A museum dedicated to British jukeboxes produced in Blackpool and Lytham St Annes opened exclusively as part of a series of events celebrating Fifties and Sixties culture.

The Ditchburn Jukebox Museum in St Annes opened for three days to welcome people involved with Jukebox:The Teenage Revolution project, supported by The National Lottery Heritage Fund, thanks to National Lottery players; the Granada Foundation and Garfield Weston Foundation.

The Museum features a selection of jukeboxes made by Ditchburn Equipment Ltd of Lytham St Annes, one of the UK’s first manufacturers of jukeboxes.

Visitors were treated to a talk by Museum founder and owner, Karl Dawson, who bought his first Ditchburn Music Maker jukebox in 2017 and who plans to open the Museum and coffee bar to the public next May.
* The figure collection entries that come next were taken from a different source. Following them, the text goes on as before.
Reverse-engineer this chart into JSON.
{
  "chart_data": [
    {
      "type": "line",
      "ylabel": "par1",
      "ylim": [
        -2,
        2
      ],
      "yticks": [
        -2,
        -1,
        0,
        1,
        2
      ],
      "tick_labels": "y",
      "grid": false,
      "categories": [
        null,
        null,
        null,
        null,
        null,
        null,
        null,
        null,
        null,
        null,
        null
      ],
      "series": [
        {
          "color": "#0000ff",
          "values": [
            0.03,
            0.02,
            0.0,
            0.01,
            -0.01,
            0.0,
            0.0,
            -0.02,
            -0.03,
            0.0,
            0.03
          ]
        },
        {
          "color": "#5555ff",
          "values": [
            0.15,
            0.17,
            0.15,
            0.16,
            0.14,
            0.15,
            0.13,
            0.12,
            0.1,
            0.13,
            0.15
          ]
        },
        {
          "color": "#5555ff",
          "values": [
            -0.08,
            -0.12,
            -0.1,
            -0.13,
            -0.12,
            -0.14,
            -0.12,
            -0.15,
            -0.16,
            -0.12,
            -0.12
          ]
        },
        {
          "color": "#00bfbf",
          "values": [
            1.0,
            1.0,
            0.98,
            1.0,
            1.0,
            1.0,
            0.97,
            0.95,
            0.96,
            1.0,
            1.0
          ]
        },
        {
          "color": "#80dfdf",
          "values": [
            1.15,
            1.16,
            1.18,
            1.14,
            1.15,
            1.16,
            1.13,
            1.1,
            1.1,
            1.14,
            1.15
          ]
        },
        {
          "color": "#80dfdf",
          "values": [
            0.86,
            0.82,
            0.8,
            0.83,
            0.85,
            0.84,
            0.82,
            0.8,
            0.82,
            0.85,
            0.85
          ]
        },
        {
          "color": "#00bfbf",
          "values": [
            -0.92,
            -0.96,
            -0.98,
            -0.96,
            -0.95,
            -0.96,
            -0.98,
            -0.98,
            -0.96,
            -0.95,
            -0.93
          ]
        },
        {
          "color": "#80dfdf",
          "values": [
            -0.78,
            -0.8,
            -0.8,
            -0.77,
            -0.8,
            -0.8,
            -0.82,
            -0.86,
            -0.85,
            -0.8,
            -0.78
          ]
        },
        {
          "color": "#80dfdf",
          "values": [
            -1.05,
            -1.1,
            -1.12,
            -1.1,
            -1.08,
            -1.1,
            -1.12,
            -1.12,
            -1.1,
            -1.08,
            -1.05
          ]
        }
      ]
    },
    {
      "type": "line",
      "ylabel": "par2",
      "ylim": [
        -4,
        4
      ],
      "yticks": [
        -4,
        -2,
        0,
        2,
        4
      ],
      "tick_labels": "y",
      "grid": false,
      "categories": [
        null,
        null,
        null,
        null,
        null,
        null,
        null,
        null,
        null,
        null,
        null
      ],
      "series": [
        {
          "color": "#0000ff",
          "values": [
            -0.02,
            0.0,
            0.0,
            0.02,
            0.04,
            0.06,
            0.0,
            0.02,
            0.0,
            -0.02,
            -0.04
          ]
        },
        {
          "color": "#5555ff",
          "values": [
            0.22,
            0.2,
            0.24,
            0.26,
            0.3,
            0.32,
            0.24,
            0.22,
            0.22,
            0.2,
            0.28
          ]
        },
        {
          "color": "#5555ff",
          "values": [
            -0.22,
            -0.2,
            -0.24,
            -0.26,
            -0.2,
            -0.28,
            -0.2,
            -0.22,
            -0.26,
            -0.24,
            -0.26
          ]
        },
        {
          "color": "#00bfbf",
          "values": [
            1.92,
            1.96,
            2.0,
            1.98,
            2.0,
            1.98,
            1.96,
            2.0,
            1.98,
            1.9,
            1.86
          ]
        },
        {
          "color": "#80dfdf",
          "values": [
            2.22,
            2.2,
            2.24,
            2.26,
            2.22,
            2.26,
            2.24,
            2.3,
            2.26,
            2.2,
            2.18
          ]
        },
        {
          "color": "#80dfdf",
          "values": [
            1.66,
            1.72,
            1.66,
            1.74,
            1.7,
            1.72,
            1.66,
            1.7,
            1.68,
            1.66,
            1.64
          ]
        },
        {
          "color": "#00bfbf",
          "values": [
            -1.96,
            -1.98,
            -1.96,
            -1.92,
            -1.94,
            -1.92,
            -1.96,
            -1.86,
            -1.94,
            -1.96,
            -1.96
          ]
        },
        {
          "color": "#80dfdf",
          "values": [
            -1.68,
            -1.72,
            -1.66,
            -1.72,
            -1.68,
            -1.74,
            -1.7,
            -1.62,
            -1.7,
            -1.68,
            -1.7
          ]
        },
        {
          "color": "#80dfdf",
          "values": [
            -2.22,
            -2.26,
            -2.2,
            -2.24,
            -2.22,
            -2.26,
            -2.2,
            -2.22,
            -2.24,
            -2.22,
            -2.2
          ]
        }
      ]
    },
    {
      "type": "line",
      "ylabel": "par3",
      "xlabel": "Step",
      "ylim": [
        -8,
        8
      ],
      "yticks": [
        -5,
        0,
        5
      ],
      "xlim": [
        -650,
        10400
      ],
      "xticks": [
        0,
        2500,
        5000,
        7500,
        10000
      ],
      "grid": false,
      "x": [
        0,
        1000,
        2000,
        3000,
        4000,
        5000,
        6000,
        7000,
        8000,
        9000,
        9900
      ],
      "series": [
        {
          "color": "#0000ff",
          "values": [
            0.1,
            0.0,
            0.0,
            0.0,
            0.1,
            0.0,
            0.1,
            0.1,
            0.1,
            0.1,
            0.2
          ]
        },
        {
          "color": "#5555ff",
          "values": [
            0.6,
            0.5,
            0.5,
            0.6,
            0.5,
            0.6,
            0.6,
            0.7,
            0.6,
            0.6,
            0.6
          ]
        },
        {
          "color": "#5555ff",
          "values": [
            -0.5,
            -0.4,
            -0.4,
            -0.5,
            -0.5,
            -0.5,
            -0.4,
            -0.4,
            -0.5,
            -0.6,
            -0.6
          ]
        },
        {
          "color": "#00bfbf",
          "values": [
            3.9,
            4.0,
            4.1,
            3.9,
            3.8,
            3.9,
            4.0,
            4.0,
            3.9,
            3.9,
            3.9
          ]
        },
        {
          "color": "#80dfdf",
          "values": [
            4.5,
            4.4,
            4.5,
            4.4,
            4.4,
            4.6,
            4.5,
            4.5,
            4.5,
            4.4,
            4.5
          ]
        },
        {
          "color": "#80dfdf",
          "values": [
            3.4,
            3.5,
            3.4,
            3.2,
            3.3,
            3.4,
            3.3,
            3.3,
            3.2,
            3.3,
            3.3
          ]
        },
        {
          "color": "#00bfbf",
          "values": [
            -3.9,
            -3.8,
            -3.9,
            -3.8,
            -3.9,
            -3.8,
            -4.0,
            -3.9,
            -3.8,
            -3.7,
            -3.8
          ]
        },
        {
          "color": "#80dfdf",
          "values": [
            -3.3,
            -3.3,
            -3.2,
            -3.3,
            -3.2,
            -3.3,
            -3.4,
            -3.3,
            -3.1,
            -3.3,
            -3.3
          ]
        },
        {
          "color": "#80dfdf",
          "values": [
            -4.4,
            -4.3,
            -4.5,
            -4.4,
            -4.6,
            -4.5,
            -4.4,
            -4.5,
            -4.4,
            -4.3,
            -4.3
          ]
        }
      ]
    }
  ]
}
Since setting up a Facebook page and website dedicated to Ditchburn’s, Karl has been inundated with information and photographs from people who worked at the factory or who have fond memories of playing jukeboxes during their teenage years in the Fifties and Sixties.

The first jukeboxes to be made in the area were produced at Hawtin’s Novelty Company in Blackpool in 1946. However, when Hawtin’s decided jukeboxes weren’t going to take off, they sold that side of their business to Geoffrey Norman Ditchburn who moved production to Lytham St Annes in 1952 and the rest, as they say, is history.

“Ditchburn’s put rock and roll on the UK map,” said Karl. “In its early days, the BBC wouldn’t play popular music so when teenagers wanted to listen to music, they always had to find a jukebox in a coffee bar somewhere.”

It was Ditchburn staff who selected the records for the jukeboxes which were from the American charts initially.

The history of jukebox production on the Lancashire coast and of teenage culture in the Fifties and Sixties is being celebrated by Jukebox: The Teenage Revolution, a project organised by Lancashire-based arts and heritage charity, Mirador and Lancaster University Library.